All of this thinking made me feel guilty. But before defeatist thoughts could completely take hold, the polls began to turn for the Greens and the wider centre-left bloc. For this reason, I heard a clarion call inside my head to go forth again. This I did in early September by doing a couple of stints of leafleting outside campus-area polling booths in Dunedin. By this time the tide was turning, with polls increasingly showing the Labour-Greens bloc leading the National-led right bloc. The Greens were also back over the five percent winning line, too, following the launch of some key environmental and youth-friendly policies. I could see evidence of this returning tide just through the positive reactions of the many new-minted student voters as they headed into the booths. They lifted my spirits. Consequently I began to vigorously engage again, online and in person with friends, to persuade as many as possible to vote Green.
Admittedly, re-adjusting my electoral expectations helped, too, in that I began to accept that we would be returned diminished but not decimated – and possibly as part of a Labour-Green government.
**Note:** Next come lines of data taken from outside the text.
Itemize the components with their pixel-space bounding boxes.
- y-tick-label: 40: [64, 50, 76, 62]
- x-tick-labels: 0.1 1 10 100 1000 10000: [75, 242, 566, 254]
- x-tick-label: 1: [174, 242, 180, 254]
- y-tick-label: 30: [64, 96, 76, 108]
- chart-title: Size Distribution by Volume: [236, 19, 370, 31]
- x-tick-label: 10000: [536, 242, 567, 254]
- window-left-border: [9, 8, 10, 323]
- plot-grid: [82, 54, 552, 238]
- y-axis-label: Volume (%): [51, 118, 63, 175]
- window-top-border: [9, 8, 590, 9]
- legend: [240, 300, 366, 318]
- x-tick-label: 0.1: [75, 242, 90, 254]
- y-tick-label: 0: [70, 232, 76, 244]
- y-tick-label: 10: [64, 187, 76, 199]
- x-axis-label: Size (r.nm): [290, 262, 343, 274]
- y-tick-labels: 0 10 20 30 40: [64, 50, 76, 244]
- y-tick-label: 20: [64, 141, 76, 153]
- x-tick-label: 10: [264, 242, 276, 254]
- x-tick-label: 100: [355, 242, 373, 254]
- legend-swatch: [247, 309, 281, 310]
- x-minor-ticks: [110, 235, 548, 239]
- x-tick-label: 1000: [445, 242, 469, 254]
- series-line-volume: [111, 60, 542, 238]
Under James Shaw and the campaign team’s leadership, the party’s thousands of activists and volunteers collectively reached the end of the campaign rollercoaster ride safely – albeit a bit more freaked out by the experience. On election day, all the nervousness of the campaign resulted in me missing the Greens' Dunedin election celebrations because of a migraine. As the results rolled in on television, I became despondent given that National were the largest party and New Zealand First would have the final say. At this point, I simply feared a repeat of 1996 when NZ First coalesced with National. Not again, I thought.
How wrong I was. Fast-forward to October 19. Nervously, but excitedly, I turned on my television to see Winston announce his leftwards turn. I let out a huge ‘yes!’ when he did so. Afterwards, I celebrated by watching YouTube ’80s music videos and drinking beer instead – and in the process happily avoided watching Mike Hosking, et al, on TV. Simultaneously, I kept one eye on my mobile phone screen for news from the Green Party conclave (or, more accurately, special general meeting of delegates) which, mid-evening, endorsed a confidence-and-supply deal with Labour.
In concluding that deal, the Greens experienced a happy ending to the most rollercoaster campaign the party had ever experienced. I can honestly say that it wasn’t easy being Green at times this year, given the multiple pressures faced by the party, particularly post-Metiria’s speech. Nonetheless, I took great satisfaction from seeing the recognition of her sacrifice in the confidence-and-supply agreement, which foreshadows changes to the welfare system that will, hopefully, make it easier for our poorest citizens to live again. I want to see the Greens working together with Labour and New Zealand First to help repair our broken planet and to put human values back into the heart of government again. That is the least I and many others are hoping for, as the party begins this first journey into Government.
Chris Ford is a Dunedin-based freelance writer, Green Party member and 2014 election candidate who has written this recollection in a personal capacity. Chris specialises in writing on political, social, economic and disability issues.